Aug. 23 (Bloomberg) -- Airbus SAS A380 aircraft will require another round of inspections after European safety officials raised concerns over wing-component cracks on the world’s largest passenger airliner.
An inboard wing bracket has revealed signs of developing cracks that could potentially cause a panel to detach during flight, “possibly resulting in injury to persons on the ground,” the European Aviation Safety Agency said today. The Cologne, Germany-based agency requires “repetitive detailed visual inspections” of the affected area of the wing and the replacement or repair of the component if a fault is found.
“This is a standard airworthiness directive with no immediate action required and is therefore nothing critical,” Airbus spokeswoman Marcella Muratore said in an e-mail. A full fix is due to be available next year.
Airbus is already engaged with EASA to remedy a more far-reaching issue with cracks of a component in a different part of the wing on its flagship aircraft. Airbus is working with EASA to gain approval of a final repair. The company has redesigned its wing production process to avoid the issue on new-build A380s.

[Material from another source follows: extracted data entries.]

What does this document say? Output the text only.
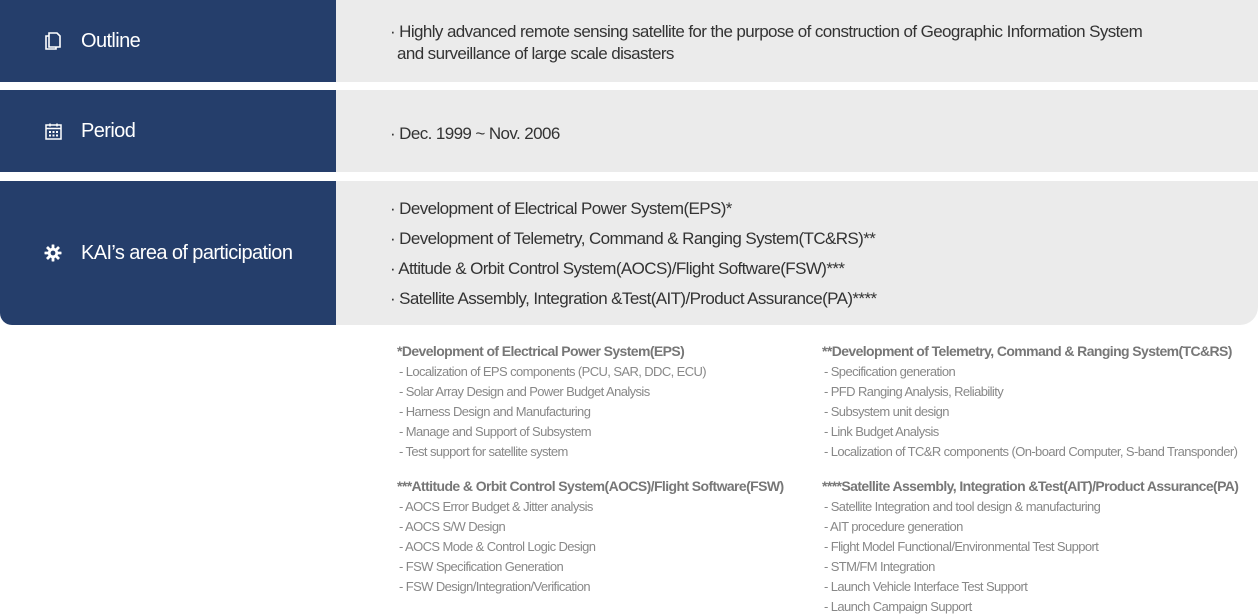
Outline	· Highly advanced remote sensing satellite for the purpose of construction of Geographic Information System
and surveillance of large scale disasters
Period	· Dec. 1999 ~ Nov. 2006
KAI’s area of participation
· Development of Electrical Power System(EPS)*
· Development of Telemetry, Command & Ranging System(TC&RS)**
· Attitude & Orbit Control System(AOCS)/Flight Software(FSW)***
· Satellite Assembly, Integration &Test(AIT)/Product Assurance(PA)****
*Development of Electrical Power System(EPS)
- Localization of EPS components (PCU, SAR, DDC, ECU)
- Solar Array Design and Power Budget Analysis
- Harness Design and Manufacturing
- Manage and Support of Subsystem
- Test support for satellite system
**Development of Telemetry, Command & Ranging System(TC&RS)
- Specification generation
- PFD Ranging Analysis, Reliability
- Subsystem unit design
- Link Budget Analysis
- Localization of TC&R components (On-board Computer, S-band Transponder)
***Attitude & Orbit Control System(AOCS)/Flight Software(FSW)
- AOCS Error Budget & Jitter analysis
- AOCS S/W Design
- AOCS Mode & Control Logic Design
- FSW Specification Generation
- FSW Design/Integration/Verification
****Satellite Assembly, Integration &Test(AIT)/Product Assurance(PA)
- Satellite Integration and tool design & manufacturing
- AIT procedure generation
- Flight Model Functional/Environmental Test Support
- STM/FM Integration
- Launch Vehicle Interface Test Support
- Launch Campaign Support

Airbus-parent European Aeronautic, Defence & Space Co. expects the total cost of dealing with the initial wing component fault to exceed 300 million euros ($376 million), in part because it must compensate airlines that were forced to ground the aircraft as interim repairs were made.
EASA issued a second A380-related safety message today, after one airline experienced jamming of a door on the upper-deck of the double-decker airliner.
The situation “could lead to the functional loss of the emergency exit doors of the upper deck, possibly preventing the passengers and the flight crew from safely evacuating the aeroplane during an emergency,” the agency said.
Airlines are being given 15 months to deal with that issue, the agency said.